Bakanlığın denetimleri belediyelere bıraktığını hatırlatan Ensari, yalnız Ankara’da değil tüm Türkiye ve hatta dünyada içme suyu borularının önemli bir kısmının asbestli eski borulardan oluştuğunu iddia etti. Polatlı, Beypazarı gibi ilçelerin içme suyu borularının değiştirilmesi için bütçe ayrılması önergesine Ankara Büyükşehir Belediye Meclisinde AKP ve MHP’li üyelerin karşı çıktığını söyleyen Ensari, “Asbest farkındalığının sıfır olduğunu, konunun siyasi çekişmeler arasında kaybolduğunu görüyoruz. ASUD olarak o dönemde Mansur Yavaş’a destek olacağımızı ve örnek bir çalışmada gönüllü olacağımızı bildirdik. Olumlu cevap alamadığımız gibi bir de o çalışmalar sırasında asbest önlemi alınmadı, çalışanlar asbeste maruz kaldı. Ayrıca asbestli borular normal atıkmış gibi gelişi güzel etrafa bırakılmıştı. Bertaraf tesislerine gönderildiği bile şüpheli” dedi.

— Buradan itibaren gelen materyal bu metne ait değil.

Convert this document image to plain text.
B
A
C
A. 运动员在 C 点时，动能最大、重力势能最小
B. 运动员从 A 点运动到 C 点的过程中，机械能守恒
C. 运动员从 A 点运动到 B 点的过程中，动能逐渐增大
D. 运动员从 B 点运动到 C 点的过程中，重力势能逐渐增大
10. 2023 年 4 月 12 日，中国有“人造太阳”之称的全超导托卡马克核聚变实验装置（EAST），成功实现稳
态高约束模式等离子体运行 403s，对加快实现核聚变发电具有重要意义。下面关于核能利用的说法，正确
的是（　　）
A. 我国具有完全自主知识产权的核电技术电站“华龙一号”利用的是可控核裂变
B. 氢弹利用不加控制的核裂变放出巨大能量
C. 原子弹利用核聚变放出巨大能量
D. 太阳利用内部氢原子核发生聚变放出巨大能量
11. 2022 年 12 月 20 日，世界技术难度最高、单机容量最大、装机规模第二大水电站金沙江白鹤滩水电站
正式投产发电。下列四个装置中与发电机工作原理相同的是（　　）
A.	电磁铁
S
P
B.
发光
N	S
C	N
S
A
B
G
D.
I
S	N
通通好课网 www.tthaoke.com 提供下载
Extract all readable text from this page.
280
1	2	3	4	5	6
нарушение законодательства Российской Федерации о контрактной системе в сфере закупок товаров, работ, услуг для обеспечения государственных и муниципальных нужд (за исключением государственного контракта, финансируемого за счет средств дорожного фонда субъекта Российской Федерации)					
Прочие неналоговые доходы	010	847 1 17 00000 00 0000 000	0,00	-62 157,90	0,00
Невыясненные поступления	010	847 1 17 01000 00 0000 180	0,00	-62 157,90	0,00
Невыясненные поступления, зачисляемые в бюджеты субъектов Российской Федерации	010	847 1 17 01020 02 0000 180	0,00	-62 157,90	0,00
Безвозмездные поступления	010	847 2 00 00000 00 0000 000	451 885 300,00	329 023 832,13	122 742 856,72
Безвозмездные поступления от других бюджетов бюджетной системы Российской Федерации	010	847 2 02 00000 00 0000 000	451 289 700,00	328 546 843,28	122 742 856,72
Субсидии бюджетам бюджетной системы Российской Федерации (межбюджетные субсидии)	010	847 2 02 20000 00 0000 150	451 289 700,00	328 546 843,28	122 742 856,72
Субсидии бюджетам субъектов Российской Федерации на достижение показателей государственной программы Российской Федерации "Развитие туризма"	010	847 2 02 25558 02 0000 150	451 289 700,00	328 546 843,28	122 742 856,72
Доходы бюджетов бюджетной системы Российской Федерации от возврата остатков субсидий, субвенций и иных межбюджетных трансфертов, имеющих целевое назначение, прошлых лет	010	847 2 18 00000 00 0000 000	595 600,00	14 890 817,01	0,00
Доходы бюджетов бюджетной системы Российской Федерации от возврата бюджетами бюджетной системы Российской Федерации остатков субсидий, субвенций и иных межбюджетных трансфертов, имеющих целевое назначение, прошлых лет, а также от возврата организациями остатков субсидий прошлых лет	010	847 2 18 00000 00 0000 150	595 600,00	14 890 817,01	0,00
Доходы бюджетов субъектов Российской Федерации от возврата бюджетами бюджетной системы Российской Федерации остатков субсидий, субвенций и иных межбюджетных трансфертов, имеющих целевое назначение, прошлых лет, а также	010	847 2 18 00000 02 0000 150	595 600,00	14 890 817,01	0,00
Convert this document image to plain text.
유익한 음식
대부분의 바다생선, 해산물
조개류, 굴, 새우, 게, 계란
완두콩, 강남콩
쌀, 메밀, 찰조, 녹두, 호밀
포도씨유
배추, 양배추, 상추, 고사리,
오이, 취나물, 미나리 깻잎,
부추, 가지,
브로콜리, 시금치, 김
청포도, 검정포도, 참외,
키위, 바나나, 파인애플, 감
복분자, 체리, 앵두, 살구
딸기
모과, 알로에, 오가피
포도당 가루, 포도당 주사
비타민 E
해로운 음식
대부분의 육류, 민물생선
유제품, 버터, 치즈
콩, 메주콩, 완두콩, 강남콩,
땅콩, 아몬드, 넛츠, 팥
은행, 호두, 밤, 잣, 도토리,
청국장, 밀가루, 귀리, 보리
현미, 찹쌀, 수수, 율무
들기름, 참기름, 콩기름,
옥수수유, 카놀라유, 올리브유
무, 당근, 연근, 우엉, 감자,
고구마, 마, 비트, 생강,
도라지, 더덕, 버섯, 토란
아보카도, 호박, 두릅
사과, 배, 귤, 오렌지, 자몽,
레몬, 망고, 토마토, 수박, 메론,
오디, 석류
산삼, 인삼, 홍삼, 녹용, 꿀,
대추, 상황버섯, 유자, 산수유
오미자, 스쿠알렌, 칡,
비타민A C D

ASKİ ASBEST KONUSUNDA SINIFTA KALDI

Ankara Büyükşehir Belediyesi, Çankaya ve Yenimahalle belediyelerine gerekli ziyaret ve uyarılarda bulunduklarını ancak bir dönüş alamadıklarını belirten Ensari, ASKİ’nin de asbest konusunda sınıfta kaldığını söyledi. Ensari, “Görevini kötüye kullanan bazı uzmanlar sahte asbest raporu vererek belediyeleri yanıltmaktadır. Birçok belediye ise yıkımlarda asbest tehlikesini göz ardı ederek halkına ölümü solutmaktadır” diye konuştu.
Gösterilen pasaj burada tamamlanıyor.